Search
Search
Close this search box.

Bangsa Jepang Ibarat Per yang Melompat Tinggi

Penulis. (Istimewa)
Listen to this article

Oleh: M. Dudi Hari Saputra*

Dari berbagai bangsa di dunia, Jepang adalah salah satu bangsa yang saya syukuri keberadaannya hari ini.

Mereka sudah mempengaruhi kehidupan kita semenjak kecil, dari film kartun Nobita, atau permainan mobil-mobilan seperti Tamiya, dan tentu tidak lupa permainan game dari Atari, Nintendo, Sega, dan Playstation.

Advertisements

Ketika beranjak dewasa, bangsa ini juga memberikan hal yang menarik: ada manga-manga bacaan wajib seperti Naruto, Bleach, dan tentunya One Piece. Selain musik (J-Rock dan J-Pop) dan film-film berkualitas mereka, saya tidak ingin mention wanita-wanita serta film-film dewasanya, kita cukup sama-sama tahu.

Dan juga budaya bangsa ini, dari sikap disiplin, sopan, ramah, kreatifitas, pantang menyerah, dan lebih hebatnya adalah pemaaf.

Bangsa Jepang ibarat benda berupa per. Di era Tokugawa, Jepang menerapkan kebijakan blokade internal. Mereka menutup segenap akses dari dunia luar. Ibarat per, bangsa ini terus menekan hasratnya untuk keluar.

Perubahan terjadi ketika restorasi internal terjadi. Kalau menonton film Samurai X dan The Last Samurai, kita pasti paham bahwa Jepang mengalami pergolakan internal yang luar biasa. Rezim Shogun Tokugawa runtuh, berganti ke rezim Kaisar Meiji yang kemudian mendirikan sistem negara Jepang seperti Inggris. Di satu sisi ada kaisar sebagai kepala negara, namun juga ada bentuk pemerintahan perdana menteri sebagai kepala pemerintahan.

Tentu, Perancis dan Amerika Serikat (AS), dan Inggris memiliki andil. Perancis pro Tokugawa, dan AS-Inggris pro Meiji. Jadi, bangsa Eropa ini cukup memiliki andil untuk segenap konflik di dunia, tidak terkecuali di Jepang.

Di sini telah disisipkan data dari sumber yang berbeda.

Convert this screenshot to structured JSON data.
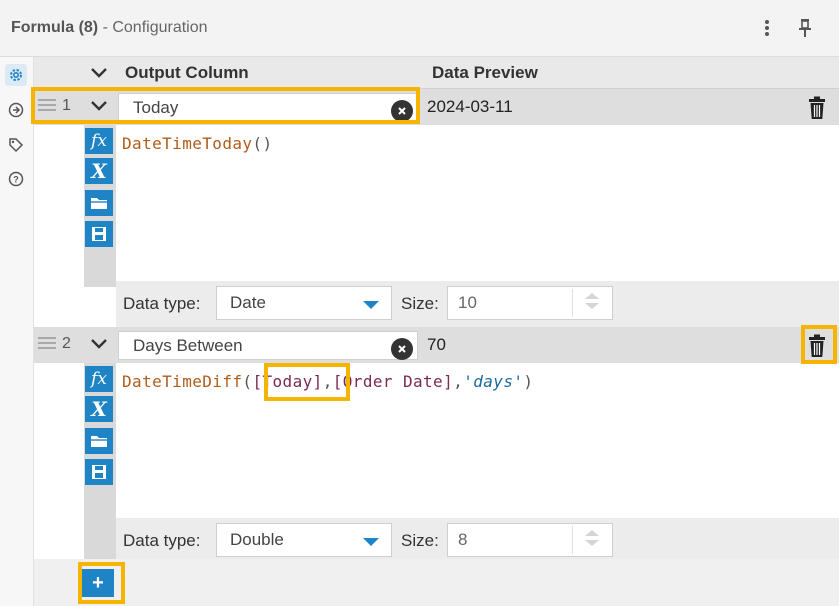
{
  "header": {
    "title": "Formula (8)",
    "subtitle": "- Configuration"
  },
  "columns": {
    "output_column": "Output Column",
    "data_preview": "Data Preview"
  },
  "rows": [
    {
      "number": "1",
      "name": "Today",
      "preview": "2024-03-11",
      "expression": {
        "fn": "DateTimeToday",
        "open": "(",
        "close": ")"
      },
      "data_type_label": "Data type:",
      "data_type": "Date",
      "size_label": "Size:",
      "size": "10"
    },
    {
      "number": "2",
      "name": "Days Between",
      "preview": "70",
      "expression": {
        "fn": "DateTimeDiff",
        "open": "(",
        "arg1": "[Today]",
        "comma1": ",",
        "arg2": "[Order Date]",
        "comma2": ",",
        "arg3": "'days'",
        "close": ")"
      },
      "data_type_label": "Data type:",
      "data_type": "Double",
      "size_label": "Size:",
      "size": "8"
    }
  ],
  "tool_icons": [
    "fx-icon",
    "variable-icon",
    "open-folder-icon",
    "save-icon"
  ],
  "glyphs": {
    "fx": "fx",
    "x": "X",
    "add": "+"
  },
  "colors": {
    "accent": "#1f84c6",
    "highlight": "#f4b400"
  }
}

Ibarat per yang lama ditahan, ketika dilepas, ia meloncat ke mana-mana dan keras pula. Jepang pasca keterbukaan restorasi Meiji mengalami kemajuan cepat yang luar biasa, ekspansi industri dan militernya sangat eksponensial. Dalam beberapa tahun saja, mereka sudah bisa mengejar kemajuan Jerman, dan puncaknya di era 1940-an, mereka menguasai dan memiliki banyak koloni di Asia Timur dan Tenggara, serta menantang kekuatan terbesar di Laut Pasifik saat itu, yakni AS, melalui serangannya ke Pearl Harbor-Hawai.

Tapi, ibarat per yang baru dilepas tadi, yang awalnya loncat tinggi, lama-lama daya pegasnya turun juga. Mereka baru menyadari bahwa AS yang dihajarnya adalah negara industri besar, yang dulunya asyik membuat kulkas, kini dengan cepat menciptakan ribuan tank, pesawat tempur, dan kapal perang (kritik Roosvelt atas kebijakan AS saat itu yang cenderung pasif bahwa AS asyik membuat kulkas di saat Jepang banyak membuat bom).

Puncaknya, meletus ledakan bom atom di Hirosima dan Nagasaki. Jepang kalah dan malu total.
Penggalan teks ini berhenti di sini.